The latest projects that the African Bird Club (ABC) is supporting through our Awards Programme are:
• Mapping of Angolan bird distributions by Michael Mills.
• A survey by Farid Amadou Bahleman of Hooded Vultures in towns in the north of Benin.
• A study by Camille Tchankpan of hunting pressures on waterbirds in southern Benin.
• An assessment by Daniella Manewoung Zogning of the population status of hornbills in Douala-Edéa National Park, Cameroon, and initiation of community-based conservation awareness.
• A survey by Peter Njeru of Hinde’s Babbler in Mutitu and Muumoni hill forests, Kenya.
• A census and monitoring by Claude Jacquot Ralazampirenena of Malagasy Pond Herons in Manombo Special Reserve, Madagascar.
• A survey by Renel Bemaro of Helmet Vanga in Masoala National Park, Madagascar.
• A study by Taiwo Adeyemi Adams of the breeding ecology of Principe Thrush on Príncipe.
• A compilation by Marie Laure Rurangwa of traditional ornithological knowledge for long-term conservation of birds in Rwanda.
• An assessment by Thomas Kanyempura of the population size, distribution, and community’s perceptions of Hooded Vultures in Rwanda.

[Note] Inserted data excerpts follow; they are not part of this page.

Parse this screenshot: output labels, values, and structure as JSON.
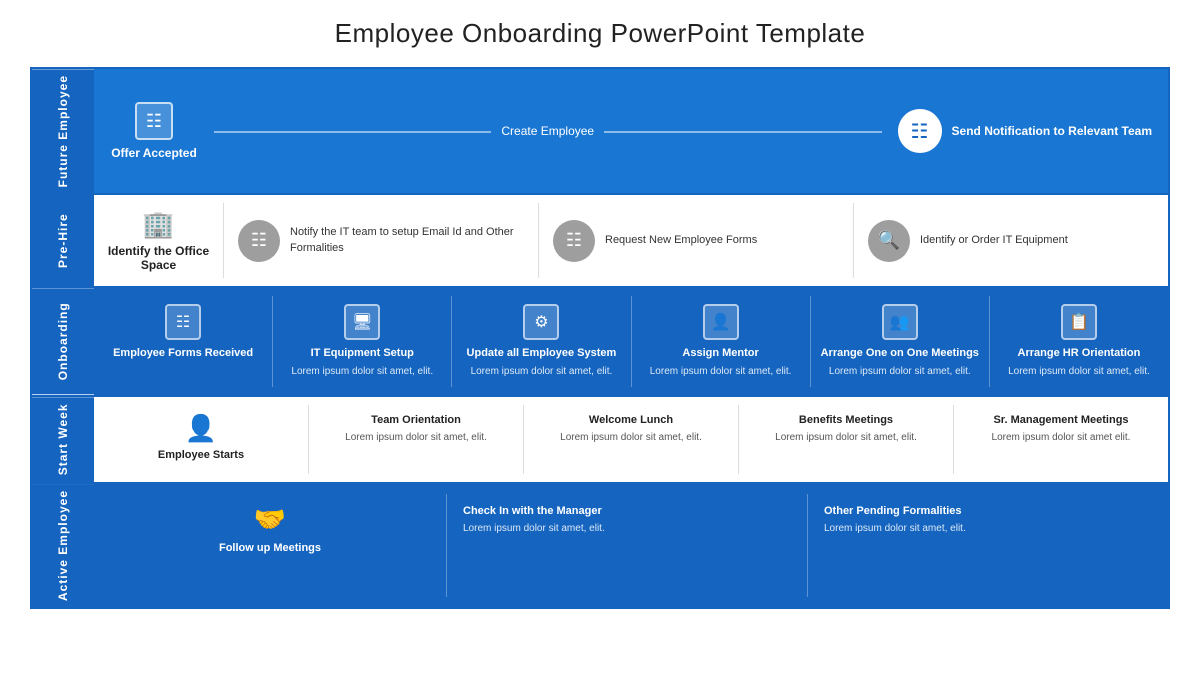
{
  "title": "Employee Onboarding PowerPoint Template",
  "rows": {
    "future": {
      "label": "Future Employee",
      "offer_accepted": "Offer Accepted",
      "create_employee": "Create Employee",
      "send_notification": "Send Notification to Relevant Team"
    },
    "prehire": {
      "label": "Pre-Hire",
      "identify_office": "Identify the Office Space",
      "notify_it": "Notify the IT team to setup Email Id and Other Formalities",
      "request_forms": "Request New Employee Forms",
      "identify_equipment": "Identify or Order IT Equipment"
    },
    "onboarding": {
      "label": "Onboarding",
      "forms_received": "Employee Forms Received",
      "it_setup_title": "IT Equipment Setup",
      "it_setup_body": "Lorem ipsum dolor sit amet, elit.",
      "update_system_title": "Update all Employee System",
      "update_system_body": "Lorem ipsum dolor sit amet, elit.",
      "assign_mentor_title": "Assign Mentor",
      "assign_mentor_body": "Lorem ipsum dolor sit amet, elit.",
      "arrange_one_title": "Arrange One on One Meetings",
      "arrange_one_body": "Lorem ipsum dolor sit amet, elit.",
      "arrange_hr_title": "Arrange HR Orientation",
      "arrange_hr_body": "Lorem ipsum dolor sit amet, elit."
    },
    "startweek": {
      "label": "Start Week",
      "employee_starts": "Employee Starts",
      "team_orientation_title": "Team Orientation",
      "team_orientation_body": "Lorem ipsum dolor sit amet, elit.",
      "welcome_lunch_title": "Welcome Lunch",
      "welcome_lunch_body": "Lorem ipsum dolor sit amet, elit.",
      "benefits_meetings_title": "Benefits Meetings",
      "benefits_meetings_body": "Lorem ipsum dolor sit amet, elit.",
      "sr_management_title": "Sr. Management Meetings",
      "sr_management_body": "Lorem ipsum dolor sit amet elit."
    },
    "active": {
      "label": "Active Employee",
      "follow_meetings": "Follow up Meetings",
      "checkin_title": "Check In with the Manager",
      "checkin_body": "Lorem ipsum dolor sit amet, elit.",
      "pending_title": "Other Pending Formalities",
      "pending_body": "Lorem ipsum dolor sit amet, elit."
    }
  }
}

• An understanding by Michael Andrew Jaka of the socio-economic dimensions of threats to endemic lovebirds of Tanzania.
• A study by Karen Kumbirai Chiro of the population, distribution, breeding status and viability of Black Storks in Midlands Black Rhino Conservancy, Zimbabwe.
• Training by Ronald Chirimuta of the Bindura University of Science Education youth club in identifying and monitoring birds of the Mavuradonha Wilderness Area, Zimbabwe.
Taiwo received an ABC Expedition Award of £5,000, Ronald, Thomas and Michael received ABC Conservation Awards of £2,998, £2,990 and £2,970, respectively, Claude Jacquot and Renel received ABC Conservation Awards of £2,768 and £2,000, respectively, and the other seven grantees each received an ABC Conservation Award of £3,000.
ABC is also currently partnering with Fundação Kissama to promote and collect funds for an ongoing project to protect Afromontane forest at Mount Moco, the highest mountain and a proposed new conservation area in Angola. The forest is home to several endemic birds including Swierstra’s Francolin. All funds raised will be spent in Angola, mostly on employing local community members to plant trees and burn firebreaks.